高関健指揮 群馬交響楽団の演奏会に足を運びました(2021年8月23日、東京オペラシティ・コンサートホールにて)。
ベートーヴェン ピアノ協奏曲5番「皇帝」 ピアノ:仲道郁代
R・コルサコフ 「シェエラザード」
どちらも大変、質の高い演奏。
前半の仲道さんは、天空に広がる星屑のような音を惜しげもなくまき散らし、それは音響だけでも大変なご馳走でした。
でも、それだけじゃなかった。全体を通して、生命の弾みのように収縮するテンポ。ときには燕のように速く、ときには陽だまりのようにじっくりと奏で、自然でかつ精妙な抑揚をつけていました。
これほどの「皇帝」は、なかなか聴けないのじゃないかな。
オーケストラはティンパニを強調していて、こちらも面白かった。
ピアノはヤマハ。
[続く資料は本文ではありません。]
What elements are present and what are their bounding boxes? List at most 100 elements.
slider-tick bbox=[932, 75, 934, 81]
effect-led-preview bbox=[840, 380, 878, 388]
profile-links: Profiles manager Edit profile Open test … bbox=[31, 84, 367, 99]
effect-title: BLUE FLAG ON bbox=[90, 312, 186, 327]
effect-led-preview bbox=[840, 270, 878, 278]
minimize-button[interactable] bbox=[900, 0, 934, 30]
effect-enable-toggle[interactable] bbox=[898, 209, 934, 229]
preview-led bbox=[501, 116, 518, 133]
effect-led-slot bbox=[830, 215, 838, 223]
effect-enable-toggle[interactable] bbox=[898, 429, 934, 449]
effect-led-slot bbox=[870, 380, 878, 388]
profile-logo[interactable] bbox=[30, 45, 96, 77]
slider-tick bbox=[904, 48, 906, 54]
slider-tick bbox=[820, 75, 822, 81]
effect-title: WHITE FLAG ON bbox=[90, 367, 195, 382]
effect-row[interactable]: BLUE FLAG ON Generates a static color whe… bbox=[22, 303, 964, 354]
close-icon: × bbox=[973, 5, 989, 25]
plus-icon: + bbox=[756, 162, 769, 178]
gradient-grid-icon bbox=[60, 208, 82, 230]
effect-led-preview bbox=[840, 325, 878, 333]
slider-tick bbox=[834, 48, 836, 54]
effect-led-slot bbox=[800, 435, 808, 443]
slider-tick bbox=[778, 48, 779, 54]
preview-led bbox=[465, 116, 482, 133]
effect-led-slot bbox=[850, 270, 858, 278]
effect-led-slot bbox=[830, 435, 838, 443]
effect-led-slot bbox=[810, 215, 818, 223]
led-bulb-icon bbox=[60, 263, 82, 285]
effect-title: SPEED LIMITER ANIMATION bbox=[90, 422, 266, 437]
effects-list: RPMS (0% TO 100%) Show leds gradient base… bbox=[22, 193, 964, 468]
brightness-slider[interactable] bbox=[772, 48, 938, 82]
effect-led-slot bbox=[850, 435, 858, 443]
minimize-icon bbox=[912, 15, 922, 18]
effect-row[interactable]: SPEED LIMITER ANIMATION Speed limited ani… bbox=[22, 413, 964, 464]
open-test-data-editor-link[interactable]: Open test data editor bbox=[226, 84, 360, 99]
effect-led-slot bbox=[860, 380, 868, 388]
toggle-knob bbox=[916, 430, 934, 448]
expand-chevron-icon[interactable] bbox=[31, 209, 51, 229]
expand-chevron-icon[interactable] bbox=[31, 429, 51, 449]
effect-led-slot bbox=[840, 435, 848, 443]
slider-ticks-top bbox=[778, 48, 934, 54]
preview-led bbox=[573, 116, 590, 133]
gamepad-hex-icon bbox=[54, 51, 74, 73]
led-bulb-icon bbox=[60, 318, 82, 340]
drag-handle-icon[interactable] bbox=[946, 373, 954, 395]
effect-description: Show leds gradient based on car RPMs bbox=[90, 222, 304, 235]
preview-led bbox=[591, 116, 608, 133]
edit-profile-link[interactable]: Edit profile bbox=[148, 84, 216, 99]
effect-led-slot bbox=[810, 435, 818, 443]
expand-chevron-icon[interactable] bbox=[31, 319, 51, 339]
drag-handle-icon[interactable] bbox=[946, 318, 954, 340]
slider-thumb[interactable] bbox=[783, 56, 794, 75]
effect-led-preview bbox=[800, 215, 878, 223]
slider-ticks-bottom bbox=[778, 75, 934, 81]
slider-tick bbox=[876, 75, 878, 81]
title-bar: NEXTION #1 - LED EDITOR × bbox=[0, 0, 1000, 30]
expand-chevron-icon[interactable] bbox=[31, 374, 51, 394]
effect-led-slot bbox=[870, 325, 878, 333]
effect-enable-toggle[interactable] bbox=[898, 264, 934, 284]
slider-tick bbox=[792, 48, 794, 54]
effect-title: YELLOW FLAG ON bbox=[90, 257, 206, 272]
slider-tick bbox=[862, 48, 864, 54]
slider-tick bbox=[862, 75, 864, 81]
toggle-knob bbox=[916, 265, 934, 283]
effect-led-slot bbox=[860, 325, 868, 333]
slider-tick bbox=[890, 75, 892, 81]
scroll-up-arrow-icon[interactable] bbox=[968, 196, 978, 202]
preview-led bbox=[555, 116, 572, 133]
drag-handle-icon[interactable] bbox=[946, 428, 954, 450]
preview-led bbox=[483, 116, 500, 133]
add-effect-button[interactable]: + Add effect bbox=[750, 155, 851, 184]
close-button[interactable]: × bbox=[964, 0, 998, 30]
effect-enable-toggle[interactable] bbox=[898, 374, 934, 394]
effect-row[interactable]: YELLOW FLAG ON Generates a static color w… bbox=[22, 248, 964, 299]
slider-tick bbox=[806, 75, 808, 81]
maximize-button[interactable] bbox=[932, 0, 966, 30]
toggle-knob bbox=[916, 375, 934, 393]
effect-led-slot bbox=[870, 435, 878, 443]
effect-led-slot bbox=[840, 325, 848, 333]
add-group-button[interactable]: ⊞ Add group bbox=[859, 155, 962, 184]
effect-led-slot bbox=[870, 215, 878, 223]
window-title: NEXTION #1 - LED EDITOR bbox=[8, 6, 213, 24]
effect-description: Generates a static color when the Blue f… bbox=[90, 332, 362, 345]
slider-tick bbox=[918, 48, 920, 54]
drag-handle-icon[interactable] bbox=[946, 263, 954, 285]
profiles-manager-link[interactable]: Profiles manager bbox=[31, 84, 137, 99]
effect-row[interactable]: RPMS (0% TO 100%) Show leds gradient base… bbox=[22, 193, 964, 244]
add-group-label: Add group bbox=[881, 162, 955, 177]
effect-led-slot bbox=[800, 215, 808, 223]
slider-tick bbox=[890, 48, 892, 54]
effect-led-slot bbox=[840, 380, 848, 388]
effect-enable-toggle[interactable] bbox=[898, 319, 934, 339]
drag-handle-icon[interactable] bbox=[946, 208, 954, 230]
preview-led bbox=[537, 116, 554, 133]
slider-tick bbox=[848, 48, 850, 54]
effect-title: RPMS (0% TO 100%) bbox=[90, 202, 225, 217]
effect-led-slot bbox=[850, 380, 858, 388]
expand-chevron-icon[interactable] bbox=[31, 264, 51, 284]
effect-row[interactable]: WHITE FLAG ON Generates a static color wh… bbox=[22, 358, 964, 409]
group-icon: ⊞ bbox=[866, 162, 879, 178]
なんて輝かしい音!
後半は各楽器の名技の競い合い。ヴァイオリン、チェロ、ファゴット、クラリネット、フルート、トロンボーン、ホルン、ハープ。どれも1級品で、在京のオケに勝るとも劣らない。
高関さんはここぞという聴かせどころで、強弱の変化をつけていましたが、どれもしっくりきました。特にうまくいったのは2、3楽章だと思います。
色彩感、マッシブな迫力という点で、こちらも他ではなかなか聴けない稀有な演奏だと思います。
ただ、できれば4楽章の小太鼓はもっと粒だっていてほしかった。贅沢を言うのはこれだけです。